I hereby authorize and consent for Dr. Angie Dinh D.D.S. to release any and all medical, dental, and/or psychological reports or records, including, but not limited to, medical/dental notes, physician narratives, office notes, operative notes, discharge summaries, Doctor's/Dentist's orders, Nurse's notes, lab reports, test results, physical therapy progress notes, patient progress reports, diagnosis, post-operative reports, post-operative diagnosis, pathology reports, x-rays, MRIs, any records reflecting treatment for substance abuse, mental illness, AIDS, HIV virus, alcohol abuse, including any x-rays, diagnostic studies, laboratory slides, clinical abstract, histories, charts, and other information contained therein, any documents and opinions relevant to past, present, or future physical and mental condition, treatment, care or hospitalization, and any other personal health information regarding my medical or dental care as necessary to carry out treatment, obtain payment, and/or conduct other healthcare operations. The release of the matters listed above is being authorized for purposes of obtaining medical/dental treatment, payment for such services and other health care operations.

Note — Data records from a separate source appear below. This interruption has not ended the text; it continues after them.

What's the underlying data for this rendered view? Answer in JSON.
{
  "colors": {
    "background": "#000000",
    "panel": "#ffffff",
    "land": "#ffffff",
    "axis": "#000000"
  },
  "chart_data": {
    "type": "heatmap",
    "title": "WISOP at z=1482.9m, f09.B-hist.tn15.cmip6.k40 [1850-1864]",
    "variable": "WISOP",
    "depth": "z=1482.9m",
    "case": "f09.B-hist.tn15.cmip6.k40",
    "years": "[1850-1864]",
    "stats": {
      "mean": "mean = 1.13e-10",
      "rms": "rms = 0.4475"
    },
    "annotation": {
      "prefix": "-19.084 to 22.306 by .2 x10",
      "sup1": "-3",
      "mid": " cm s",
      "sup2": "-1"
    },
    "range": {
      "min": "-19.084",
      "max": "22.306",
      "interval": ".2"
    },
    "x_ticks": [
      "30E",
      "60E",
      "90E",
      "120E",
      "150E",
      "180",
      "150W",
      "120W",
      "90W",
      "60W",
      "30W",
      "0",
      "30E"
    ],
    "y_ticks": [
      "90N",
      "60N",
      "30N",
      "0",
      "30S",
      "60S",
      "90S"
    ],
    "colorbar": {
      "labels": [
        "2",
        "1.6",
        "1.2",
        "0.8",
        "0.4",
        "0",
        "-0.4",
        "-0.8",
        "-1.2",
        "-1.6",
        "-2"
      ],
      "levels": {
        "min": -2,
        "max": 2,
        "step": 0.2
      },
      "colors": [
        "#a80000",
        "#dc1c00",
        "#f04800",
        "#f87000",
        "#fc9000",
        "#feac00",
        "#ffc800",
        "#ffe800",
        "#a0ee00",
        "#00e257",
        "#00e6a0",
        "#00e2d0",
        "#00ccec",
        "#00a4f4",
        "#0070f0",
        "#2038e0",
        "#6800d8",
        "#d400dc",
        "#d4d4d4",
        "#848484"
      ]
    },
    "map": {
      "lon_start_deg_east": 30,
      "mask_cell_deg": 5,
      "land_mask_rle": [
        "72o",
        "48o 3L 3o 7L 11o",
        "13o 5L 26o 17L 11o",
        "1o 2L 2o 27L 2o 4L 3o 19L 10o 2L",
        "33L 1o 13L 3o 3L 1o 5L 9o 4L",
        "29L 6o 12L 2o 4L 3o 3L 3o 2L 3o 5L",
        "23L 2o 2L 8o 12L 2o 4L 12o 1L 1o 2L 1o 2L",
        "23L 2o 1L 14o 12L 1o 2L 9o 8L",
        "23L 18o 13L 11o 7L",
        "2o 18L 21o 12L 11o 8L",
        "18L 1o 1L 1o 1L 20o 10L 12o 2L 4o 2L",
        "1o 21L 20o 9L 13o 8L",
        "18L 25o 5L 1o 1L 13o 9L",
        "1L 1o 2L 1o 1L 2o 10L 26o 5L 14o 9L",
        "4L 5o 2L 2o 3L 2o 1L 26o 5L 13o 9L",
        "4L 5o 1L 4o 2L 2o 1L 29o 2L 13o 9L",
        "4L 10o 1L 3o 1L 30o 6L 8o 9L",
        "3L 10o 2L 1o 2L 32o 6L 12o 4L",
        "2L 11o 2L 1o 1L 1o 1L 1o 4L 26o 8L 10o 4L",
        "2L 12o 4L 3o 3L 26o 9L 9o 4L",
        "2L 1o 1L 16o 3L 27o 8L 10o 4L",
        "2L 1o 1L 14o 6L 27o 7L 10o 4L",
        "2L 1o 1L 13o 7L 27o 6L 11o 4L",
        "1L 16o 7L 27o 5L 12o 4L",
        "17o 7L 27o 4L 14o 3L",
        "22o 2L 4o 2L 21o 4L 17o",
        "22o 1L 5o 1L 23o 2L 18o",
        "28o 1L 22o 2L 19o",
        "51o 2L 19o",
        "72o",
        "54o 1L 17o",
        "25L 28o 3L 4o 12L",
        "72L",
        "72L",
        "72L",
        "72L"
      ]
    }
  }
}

A copy of this authorizations is agreed by the undersigned to have the same effect and force as an original.
Any person, firm, or entity that releases matters pursuant to this authorization is hereby absolved from any liability.
I FURTHER UNDERTAND THAT I HAVE READ THE NOTICE OF PRIVACY PRACTICES AND UNDERSTAND MY RIGHTS TO MY HEALTH INFORMATION AND MAY REQUEST RESTRICTIONS. I FURTHER UNDERSTAND THAT I MAY REVOKE THIS CONSENT IN THE FUTURE IF I SHOULD SO DESIRE.